I use Fedora 42 workstation Gnome edition on Lenovo ThinkPad E15
beside Fedora I have also Windows 11 on same SSD as Fedora.
I monitor my ThinkPad and I see if I power off by Fedora 42 Gnome edition from Gnome, next time I turn on it, I see battery is use during turn off, for example before battery indicator show 54% of battery is remaining after turn off it show me 40% of battery is remain.
but when I turn off from Windows 11, I see battery draining less than Fedora 42.
Please guide me find why this is happen and where I made mistake during installation and config.
Run powertop to report the power usage in an html page and send the results to a pastebin. (sudo powertop -r powertop.html && fpaste --confirm powertop.html)
Post the URL it gives yuou back here.
This will show us what processes are using the most power. If you can do this on a quiet machine (no audio playing, no video, etc that would be useful, or you risk tainting the results with erroneous readings)
This sounds more like “suspend” than “power off”
With suspend the system remains minimally powered on, and everything remains active in memory. With power off the system is completely shutdown and there should be no additional power usage.
powertop output looks totally fine - you’d get a smidge more life if Telegram were not running, but it would be measured in seconds per hour. Wakeups are not excessive.
If you were super keen you could power off the ethernet adaptor and the wireless radios when you were not using them, along with bluetooth, but that would give it’s own annoyance of having a lag every time you wanted to utilise them, if they’d been idle long enough to sleep.
All in all, there’s nothing “wrong” with the power usage when the machine is awake, so it’s bizarre that you’re seeing a change in battery level when the machine is powered off (assuming it IS being powered off and not just put into suspend, as other have already mentioned).
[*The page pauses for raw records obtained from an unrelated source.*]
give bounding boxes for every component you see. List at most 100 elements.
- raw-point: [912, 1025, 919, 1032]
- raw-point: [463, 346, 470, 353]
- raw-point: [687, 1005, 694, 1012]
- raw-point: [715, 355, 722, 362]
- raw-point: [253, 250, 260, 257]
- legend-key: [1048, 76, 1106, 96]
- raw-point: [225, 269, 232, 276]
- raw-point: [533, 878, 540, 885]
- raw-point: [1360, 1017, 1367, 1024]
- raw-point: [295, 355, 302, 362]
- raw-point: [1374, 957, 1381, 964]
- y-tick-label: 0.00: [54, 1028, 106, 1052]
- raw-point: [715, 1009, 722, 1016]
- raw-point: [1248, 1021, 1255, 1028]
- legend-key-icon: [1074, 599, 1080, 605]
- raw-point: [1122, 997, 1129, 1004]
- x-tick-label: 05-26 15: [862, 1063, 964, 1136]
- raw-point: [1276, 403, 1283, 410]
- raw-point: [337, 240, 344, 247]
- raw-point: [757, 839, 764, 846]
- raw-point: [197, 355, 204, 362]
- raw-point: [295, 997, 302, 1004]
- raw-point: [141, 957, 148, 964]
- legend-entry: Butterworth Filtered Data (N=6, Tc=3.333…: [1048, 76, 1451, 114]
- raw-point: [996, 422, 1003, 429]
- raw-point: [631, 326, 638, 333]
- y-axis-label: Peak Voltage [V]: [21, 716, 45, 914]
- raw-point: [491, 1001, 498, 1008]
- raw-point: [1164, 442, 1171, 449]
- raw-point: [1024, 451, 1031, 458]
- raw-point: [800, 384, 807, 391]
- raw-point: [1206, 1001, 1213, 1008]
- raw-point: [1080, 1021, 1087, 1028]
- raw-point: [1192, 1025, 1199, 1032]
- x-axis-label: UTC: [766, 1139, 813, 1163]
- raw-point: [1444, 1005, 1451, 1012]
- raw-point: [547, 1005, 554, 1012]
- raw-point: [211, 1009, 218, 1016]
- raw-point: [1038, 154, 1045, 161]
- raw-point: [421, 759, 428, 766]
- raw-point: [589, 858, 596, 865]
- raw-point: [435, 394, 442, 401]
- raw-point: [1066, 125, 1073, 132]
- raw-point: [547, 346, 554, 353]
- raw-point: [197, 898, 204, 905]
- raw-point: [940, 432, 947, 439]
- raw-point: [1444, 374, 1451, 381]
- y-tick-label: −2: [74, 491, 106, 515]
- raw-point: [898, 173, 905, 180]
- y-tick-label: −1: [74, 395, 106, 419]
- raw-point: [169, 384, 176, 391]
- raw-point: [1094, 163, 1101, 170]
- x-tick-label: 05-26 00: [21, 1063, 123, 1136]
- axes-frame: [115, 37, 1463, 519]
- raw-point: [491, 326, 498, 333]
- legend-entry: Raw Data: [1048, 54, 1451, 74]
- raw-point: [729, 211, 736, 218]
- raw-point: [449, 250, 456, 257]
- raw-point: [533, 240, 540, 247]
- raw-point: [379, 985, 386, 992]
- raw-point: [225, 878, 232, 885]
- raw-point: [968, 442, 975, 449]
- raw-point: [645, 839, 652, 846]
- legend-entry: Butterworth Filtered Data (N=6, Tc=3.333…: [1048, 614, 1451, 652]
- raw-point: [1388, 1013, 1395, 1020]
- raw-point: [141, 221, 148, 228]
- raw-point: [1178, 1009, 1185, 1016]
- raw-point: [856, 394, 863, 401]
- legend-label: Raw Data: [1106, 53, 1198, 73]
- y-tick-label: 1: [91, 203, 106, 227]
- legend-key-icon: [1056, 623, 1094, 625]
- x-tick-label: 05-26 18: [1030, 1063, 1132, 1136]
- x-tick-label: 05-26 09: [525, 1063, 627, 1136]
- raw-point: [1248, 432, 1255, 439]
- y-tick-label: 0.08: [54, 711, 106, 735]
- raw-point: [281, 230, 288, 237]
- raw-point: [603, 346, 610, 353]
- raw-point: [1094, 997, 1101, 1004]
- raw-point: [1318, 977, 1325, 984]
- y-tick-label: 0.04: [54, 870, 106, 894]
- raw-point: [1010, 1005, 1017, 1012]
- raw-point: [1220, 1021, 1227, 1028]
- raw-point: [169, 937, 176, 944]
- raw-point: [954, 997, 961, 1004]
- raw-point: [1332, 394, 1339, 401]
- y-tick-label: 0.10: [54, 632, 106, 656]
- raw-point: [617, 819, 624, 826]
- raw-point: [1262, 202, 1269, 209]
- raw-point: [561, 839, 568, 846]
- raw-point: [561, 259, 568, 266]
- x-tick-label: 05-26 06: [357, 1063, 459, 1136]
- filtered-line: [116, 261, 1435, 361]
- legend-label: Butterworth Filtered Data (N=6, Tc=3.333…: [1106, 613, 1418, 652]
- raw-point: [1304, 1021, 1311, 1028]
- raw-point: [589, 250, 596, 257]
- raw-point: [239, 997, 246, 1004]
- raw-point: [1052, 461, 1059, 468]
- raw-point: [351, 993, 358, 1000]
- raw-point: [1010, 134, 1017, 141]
Many systems support wake-on-lan and wake-on-wlan. This should put network interfaces in low power modes, but linux power management needs to work with vendor firmware, so there are often issues while waiting for firmware updates. If you don’t need to wake the system remotely, you should be able to disable network wake-up in UEFI/BIOS.
I use this workstation from Fedora 37 to Fedora 42, it upgraded from 37 to 42, is something remaining can make this problem from before and during upgrade?
I doubt anyone can easily answer the question about upgrades that have lasted over 6 releases of fedora, although there really should be nothing causing this except failure to fully power off. Wake on (w)lan could affect it as mentioned above since enough power has to be active to keep the interfaces active while waiting for a wake signal.
As stated before, a full power off should not continue to draw power while suspend does.
Newer versions of linux often have conflicts with existing firmware. In some cases there are hardware-specific workarounds that are removed in favour of newer standardized cross-platform “standards”. In other cases, existing hardware-specific code is inadvertently broken with updates because linux devs have newer gear. In that case it is up to user community to find the specific change and file a bug report with enough detail to allow someone without access to the hardware to fix the issue.
If you have access to a thermal camera you may be able identify components that stay warm with the system is supposed to be “off”.